News 12 New Jersey's Brian Donohue went to Endel Uiga's Hope Township home – mainly to see his collection of abstract digital photography that he made himself. Uiga has been a photographer in one form or another for 95 years.
"Everyone sees a different thing depending on what kind of mind, what kind of person one is," he says.
Uiga was born just after World War I in the European country of Estonia. One of his oldest photos is from when he was 8 years old. The photo depicts him with his aunt and uncles and he is seen holding a string connected to the camera shutter. It is an old-fashioned selfie.
It is the only photograph that he has from those days. He says he had to leave the others behind when the Russian army took over Estonia in 1940. Uiga was a college student at the time.
"We didn't realize this type of high-degree of terror exists in the world. We were practically slaves," he says.
Uiga fled to Germany and then later came to the United States as a refugee. He worked as an electrical engineer at Ballantine Laboratories in Rockaway and then a professor at the County College of Morris. He retired in 1988.
He says that these days he worries about resurgent Russian imperialism and America turning its back on refugees like him.
"You wouldn't believe how cruel," he says.
But he says that he mostly smiles and laughs and shows off his home filled with his photographs, blacksmithing projects and tapestries woven by his late wife.

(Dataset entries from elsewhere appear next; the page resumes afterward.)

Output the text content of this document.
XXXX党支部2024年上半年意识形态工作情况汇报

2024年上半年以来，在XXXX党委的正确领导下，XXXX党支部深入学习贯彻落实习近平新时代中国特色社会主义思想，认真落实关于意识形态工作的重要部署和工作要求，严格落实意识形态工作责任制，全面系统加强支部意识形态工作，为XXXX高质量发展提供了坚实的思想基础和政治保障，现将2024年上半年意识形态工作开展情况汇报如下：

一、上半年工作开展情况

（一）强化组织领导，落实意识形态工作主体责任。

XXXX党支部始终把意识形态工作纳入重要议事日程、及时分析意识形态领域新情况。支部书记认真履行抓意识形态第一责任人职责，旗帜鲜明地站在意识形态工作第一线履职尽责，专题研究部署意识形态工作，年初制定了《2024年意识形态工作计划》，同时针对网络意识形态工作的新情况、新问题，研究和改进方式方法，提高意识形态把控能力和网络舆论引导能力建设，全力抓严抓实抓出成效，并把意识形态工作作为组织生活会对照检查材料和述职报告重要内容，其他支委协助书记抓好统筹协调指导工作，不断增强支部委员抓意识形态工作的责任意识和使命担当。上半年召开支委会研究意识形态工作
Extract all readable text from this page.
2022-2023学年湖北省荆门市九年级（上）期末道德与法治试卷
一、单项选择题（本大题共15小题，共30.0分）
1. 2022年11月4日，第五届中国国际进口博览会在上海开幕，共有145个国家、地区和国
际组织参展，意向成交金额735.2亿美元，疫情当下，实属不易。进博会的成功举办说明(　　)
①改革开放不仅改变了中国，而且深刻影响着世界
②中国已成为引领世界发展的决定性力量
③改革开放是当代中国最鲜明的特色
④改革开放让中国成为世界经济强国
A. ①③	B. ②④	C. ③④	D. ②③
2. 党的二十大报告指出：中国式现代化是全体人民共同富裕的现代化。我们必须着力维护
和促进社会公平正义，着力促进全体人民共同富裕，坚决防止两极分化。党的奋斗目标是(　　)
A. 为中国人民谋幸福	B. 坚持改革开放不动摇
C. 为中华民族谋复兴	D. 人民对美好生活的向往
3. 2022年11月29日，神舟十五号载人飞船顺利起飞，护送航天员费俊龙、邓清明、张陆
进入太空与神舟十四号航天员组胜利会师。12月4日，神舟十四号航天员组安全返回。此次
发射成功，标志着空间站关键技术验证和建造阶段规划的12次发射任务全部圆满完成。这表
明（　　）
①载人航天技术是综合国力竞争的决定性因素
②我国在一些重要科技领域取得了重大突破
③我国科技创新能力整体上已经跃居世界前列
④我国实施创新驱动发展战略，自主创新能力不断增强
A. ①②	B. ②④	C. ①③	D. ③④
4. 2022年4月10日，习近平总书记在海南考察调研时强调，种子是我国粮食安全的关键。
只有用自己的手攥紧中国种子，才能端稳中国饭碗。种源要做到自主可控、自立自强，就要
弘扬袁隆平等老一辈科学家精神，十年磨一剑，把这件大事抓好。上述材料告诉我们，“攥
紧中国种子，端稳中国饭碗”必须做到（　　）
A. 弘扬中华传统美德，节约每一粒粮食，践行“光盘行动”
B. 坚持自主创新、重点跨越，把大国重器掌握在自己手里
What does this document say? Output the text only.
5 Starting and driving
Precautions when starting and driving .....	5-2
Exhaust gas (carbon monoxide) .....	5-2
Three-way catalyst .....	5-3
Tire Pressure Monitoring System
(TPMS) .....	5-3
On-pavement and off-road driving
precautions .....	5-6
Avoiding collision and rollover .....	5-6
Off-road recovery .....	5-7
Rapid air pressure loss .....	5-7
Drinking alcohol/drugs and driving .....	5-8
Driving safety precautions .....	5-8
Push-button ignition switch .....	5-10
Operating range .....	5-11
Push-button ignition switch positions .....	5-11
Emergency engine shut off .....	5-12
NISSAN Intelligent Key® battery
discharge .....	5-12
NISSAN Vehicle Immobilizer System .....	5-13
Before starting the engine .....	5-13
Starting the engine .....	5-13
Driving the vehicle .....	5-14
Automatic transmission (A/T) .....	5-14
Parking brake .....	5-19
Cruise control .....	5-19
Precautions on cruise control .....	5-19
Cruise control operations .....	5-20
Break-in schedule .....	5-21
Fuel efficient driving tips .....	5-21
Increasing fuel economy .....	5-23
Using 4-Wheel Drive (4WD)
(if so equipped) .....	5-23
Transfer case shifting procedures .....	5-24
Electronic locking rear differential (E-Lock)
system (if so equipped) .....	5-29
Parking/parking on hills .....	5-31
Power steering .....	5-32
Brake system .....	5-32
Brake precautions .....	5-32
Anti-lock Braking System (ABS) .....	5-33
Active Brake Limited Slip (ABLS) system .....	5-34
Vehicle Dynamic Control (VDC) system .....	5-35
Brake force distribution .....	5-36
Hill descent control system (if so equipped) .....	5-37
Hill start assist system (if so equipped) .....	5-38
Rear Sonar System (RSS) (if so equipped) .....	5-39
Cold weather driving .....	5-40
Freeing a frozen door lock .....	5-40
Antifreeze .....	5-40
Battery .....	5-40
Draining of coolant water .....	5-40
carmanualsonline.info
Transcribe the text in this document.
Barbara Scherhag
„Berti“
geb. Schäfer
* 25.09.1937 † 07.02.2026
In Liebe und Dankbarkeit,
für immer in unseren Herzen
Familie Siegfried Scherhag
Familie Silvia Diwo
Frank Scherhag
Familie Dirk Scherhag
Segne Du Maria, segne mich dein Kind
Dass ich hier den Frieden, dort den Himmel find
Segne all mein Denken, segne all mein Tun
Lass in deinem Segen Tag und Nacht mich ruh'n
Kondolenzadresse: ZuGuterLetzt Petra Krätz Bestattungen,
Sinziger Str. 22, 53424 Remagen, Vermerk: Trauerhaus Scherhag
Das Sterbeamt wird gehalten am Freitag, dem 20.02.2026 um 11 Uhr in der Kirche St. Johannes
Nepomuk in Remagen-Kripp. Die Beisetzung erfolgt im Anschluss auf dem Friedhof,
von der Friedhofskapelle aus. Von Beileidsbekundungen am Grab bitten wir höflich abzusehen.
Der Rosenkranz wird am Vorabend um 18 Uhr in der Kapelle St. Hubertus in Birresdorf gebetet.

He says that he became interested in digital photography in the 1970s, using editing software to turn his photos into abstract works of art he calls "mindscapes."
One such photo depicts a close up of a snow bank. It looks like a bird flying away. He calls it "Escape" and says that it reminds him of his own escape from Soviet occupation. Donohue says that he bought the photo for $40 as a way to remember his visit with such a unique New Jersey resident.